List the laws of boolean algebra that justify the steps in the simplification of the boolean function \(f\left(x_1, x_2, x_3\right)\) in Example \(\PageIndex{1}\). Some steps use more than one law.

**Answer**-
- Associative, commutative, and idempotent laws.
- Distributive law.
- Idempotent and complement laws.
- Null and identity laws
- Distributive law.
- Null and identity laws.

Exercise \(\PageIndex{2}\)

Write the following Boolean expression in the notation of logic design.

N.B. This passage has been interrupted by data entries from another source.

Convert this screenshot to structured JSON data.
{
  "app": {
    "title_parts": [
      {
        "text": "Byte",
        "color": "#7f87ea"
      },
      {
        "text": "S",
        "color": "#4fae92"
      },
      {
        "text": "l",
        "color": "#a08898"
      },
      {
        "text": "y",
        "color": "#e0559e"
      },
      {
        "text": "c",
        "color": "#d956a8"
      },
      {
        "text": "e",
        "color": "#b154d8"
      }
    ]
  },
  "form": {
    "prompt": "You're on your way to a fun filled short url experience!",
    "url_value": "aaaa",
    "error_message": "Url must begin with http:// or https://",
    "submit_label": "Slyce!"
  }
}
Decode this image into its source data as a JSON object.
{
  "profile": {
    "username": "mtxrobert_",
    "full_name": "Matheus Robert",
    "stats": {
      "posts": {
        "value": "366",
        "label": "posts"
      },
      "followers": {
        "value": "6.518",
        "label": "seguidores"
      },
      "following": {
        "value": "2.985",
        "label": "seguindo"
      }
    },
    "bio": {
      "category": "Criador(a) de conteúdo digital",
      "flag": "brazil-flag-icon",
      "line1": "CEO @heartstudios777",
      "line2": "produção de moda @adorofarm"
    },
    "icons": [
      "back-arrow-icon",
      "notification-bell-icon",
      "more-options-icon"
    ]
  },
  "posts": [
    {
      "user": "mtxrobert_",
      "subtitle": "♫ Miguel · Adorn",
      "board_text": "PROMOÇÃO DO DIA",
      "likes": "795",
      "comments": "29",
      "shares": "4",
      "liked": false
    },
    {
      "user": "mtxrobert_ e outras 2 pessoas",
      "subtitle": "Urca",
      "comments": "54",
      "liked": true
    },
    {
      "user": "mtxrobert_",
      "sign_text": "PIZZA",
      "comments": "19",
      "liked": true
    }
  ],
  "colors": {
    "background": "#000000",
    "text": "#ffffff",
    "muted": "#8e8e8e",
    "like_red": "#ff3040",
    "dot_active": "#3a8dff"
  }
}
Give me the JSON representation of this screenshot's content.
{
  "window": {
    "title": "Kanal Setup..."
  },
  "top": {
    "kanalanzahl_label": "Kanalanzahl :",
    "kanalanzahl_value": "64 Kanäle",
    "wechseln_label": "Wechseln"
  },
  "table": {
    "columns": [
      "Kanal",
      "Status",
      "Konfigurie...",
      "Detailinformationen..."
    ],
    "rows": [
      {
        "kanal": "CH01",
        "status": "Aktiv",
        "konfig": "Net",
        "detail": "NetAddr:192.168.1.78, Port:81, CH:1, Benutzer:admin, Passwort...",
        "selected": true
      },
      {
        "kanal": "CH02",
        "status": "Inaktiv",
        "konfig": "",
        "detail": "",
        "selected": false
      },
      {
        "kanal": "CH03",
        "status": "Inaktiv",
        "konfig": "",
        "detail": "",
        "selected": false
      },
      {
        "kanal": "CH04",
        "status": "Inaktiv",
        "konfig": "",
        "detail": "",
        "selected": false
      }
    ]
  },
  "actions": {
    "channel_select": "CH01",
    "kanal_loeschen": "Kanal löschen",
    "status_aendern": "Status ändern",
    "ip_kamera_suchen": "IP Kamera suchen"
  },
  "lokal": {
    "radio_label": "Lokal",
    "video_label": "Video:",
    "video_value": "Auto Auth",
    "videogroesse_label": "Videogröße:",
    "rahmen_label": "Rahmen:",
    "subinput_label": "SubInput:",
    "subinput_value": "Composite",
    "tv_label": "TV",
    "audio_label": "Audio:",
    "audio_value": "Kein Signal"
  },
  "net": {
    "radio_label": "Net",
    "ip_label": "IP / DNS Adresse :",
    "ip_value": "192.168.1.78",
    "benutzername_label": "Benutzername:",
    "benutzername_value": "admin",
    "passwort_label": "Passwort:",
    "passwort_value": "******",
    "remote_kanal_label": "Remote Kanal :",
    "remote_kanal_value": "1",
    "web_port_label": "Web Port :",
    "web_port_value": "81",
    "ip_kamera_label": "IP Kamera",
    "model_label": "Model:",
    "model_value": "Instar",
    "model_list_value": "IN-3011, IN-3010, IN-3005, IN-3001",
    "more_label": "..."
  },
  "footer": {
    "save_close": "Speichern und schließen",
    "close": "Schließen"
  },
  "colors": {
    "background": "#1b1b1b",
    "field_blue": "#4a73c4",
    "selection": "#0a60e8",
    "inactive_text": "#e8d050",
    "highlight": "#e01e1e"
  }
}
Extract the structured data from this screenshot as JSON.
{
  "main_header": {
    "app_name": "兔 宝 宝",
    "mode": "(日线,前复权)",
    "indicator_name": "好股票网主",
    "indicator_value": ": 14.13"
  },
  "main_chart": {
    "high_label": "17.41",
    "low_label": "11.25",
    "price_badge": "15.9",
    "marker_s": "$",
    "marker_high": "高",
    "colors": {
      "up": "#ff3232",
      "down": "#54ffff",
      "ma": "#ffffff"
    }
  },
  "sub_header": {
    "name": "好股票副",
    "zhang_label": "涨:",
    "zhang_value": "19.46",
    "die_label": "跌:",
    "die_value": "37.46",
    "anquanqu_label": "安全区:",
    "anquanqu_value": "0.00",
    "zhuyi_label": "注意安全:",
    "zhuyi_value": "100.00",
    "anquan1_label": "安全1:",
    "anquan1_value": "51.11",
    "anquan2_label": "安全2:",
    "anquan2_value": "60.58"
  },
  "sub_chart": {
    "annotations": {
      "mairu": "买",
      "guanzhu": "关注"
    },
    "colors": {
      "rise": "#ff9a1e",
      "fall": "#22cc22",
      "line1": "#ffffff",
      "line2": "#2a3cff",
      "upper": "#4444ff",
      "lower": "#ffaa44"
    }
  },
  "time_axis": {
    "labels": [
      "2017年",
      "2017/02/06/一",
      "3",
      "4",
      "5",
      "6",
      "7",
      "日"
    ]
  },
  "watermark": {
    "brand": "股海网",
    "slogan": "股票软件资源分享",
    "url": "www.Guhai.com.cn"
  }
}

\begin{equation*} \left(x_1\land \overline{x_2}\right)\lor \left(x_1\land x_2\right)\lor \left(\overline{x_1}\land x_2\right). \end{equation*}

**Answer**-
\begin{equation*} (x_1\cdot \overline{x_2})+(x_1\cdot x_2)+(\overline{x_1} \cdot x_2). \end{equation*}

Exercise \(\PageIndex{3}\)

Find a further simplification of the boolean function in Example \(\PageIndex{2}\), and draw the corresponding gate diagram for the circuit that it realizes.

**Answer**-
A simpler boolean expression for the function is \(\overline{x_2} \cdot (x_1 + x_3)\text{.}\)

Exercise \(\PageIndex{4}\)

Consider the switching circuit in Figure \(\PageIndex{18}\).

- Draw the corresponding gate diagram for this circuit.
- Construct a table of outputs for each of the eight inputs to this circuit.
- Determine the minterm normal of the Boolean function based on the table.
- Simplify the circuit as much as possible.

Exercise \(\PageIndex{5}\)

Consider the circuit in Figure \(\PageIndex{19}\).

- Trace the inputs though this circuit and determine the Boolean function that it realizes.
- Construct a table of outputs for each of the eight inputs to this circuit.
- Find the minterm normal form of \(f\text{.}\)
- Draw the circuit based on the minterm normal form.
- Simplify the circuit algebraically and draw the resulting circuit.

Exercise \(\PageIndex{6}\)

Consider the Boolean function \(f\left(x_1, x_2, x_3, x_4\right)=x_1 + \left(x_2 \cdot \left(\overline{x_1} + x_4\right) + x_3 \cdot \left(\overline{x_2} + \overline{x_4}\right)\right).\)

- Simplify \(f\) algebraically.
- Draw the gate diagram based on the simplified version of \(f\text{.}\)

Exercise \(\PageIndex{7}\)

Draw a logic circuit using only AND, OR and NOT gates that realizes an XOR gate.

Exercise \(\PageIndex{8}\)

Draw a logic circuit using only AND, OR and NOT gates that realizes the Boolean function on three variables that returns 1 if the majority of inputs are 1 and 0 otherwise.